Страница 7 из 11
Туманов жил в казенной квартире на втором этаже привилегированного кирпичного дома за театром кукол Сергея Образцова. И квартира была казенная, и мебель в ней была казенная, и посуда, и даже, кажется, жена, которую ему подвели кураторы с Лубянки после того, как Олег в 1986-м бежал из Мюнхена.
Бывший агент Олег Туманов так и застрял между двумя мирами.
Он между тем раньше был не просто сотрудником «Свободы», а руководителем русской службы этой радиостанции, которая в те времена считалась филиалом ЦРУ, то есть входил в число боссов шпионского гнезда.

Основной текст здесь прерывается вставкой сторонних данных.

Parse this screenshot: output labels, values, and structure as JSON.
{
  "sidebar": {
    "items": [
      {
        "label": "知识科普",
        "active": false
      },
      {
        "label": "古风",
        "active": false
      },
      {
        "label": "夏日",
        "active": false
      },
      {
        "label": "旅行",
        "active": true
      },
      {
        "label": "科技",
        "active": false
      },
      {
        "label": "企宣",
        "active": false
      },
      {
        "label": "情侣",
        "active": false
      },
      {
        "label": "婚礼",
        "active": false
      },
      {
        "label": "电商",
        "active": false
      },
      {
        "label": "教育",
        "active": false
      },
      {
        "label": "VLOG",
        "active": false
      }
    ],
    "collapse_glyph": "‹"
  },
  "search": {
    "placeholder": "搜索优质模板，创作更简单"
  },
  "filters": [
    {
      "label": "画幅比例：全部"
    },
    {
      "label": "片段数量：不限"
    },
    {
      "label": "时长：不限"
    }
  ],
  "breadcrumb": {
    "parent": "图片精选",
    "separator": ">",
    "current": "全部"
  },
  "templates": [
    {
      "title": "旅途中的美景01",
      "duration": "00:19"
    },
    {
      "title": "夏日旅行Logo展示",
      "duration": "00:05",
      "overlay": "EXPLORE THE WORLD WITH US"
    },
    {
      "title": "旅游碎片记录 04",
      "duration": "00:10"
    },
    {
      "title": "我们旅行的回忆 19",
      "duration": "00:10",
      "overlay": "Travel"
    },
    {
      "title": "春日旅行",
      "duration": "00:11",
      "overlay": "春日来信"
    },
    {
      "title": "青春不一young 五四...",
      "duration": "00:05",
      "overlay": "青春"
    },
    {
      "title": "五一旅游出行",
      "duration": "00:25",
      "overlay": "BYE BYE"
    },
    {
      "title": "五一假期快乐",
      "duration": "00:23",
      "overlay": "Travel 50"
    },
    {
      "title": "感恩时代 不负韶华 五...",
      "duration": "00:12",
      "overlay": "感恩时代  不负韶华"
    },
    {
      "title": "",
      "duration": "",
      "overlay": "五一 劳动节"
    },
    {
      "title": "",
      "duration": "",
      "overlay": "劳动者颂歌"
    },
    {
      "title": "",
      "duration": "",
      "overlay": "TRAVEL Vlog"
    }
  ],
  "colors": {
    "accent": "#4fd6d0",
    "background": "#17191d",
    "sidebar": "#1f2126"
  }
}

Генерал внешней разведки Калугин, ныне живущий в США и заочно осужденный российским судом, утверждал, что это он когда-то давным-давно завербовал Туманова. Не знаю. Может, и он. Однако сам Олег в разговорах со мной придерживался другой версии, романтической. Дескать, его еще чуть ли не со школьной скамьи готовили для закордонной работы. После школы призвали служить на флот. И вот однажды темной ночью, когда их эсминец стоял неподалеку от побережья Ливии в Средиземном море, Олег спрыгнул в море и вплавь добрался до африканского берега, где и сдался вначале британским военным, которые впоследствии переправили его в Германию. Так, тихой сапой, беглый моряк вполз в шпионское гнездо, где и сделал в итоге головокружительную карьеру.
Именно благодаря ему все, что происходило на «Свободе», тут же становилось известно Лубянке. Я уж не знаю, какую пользу извлекала из этого Москва, но что было, то было.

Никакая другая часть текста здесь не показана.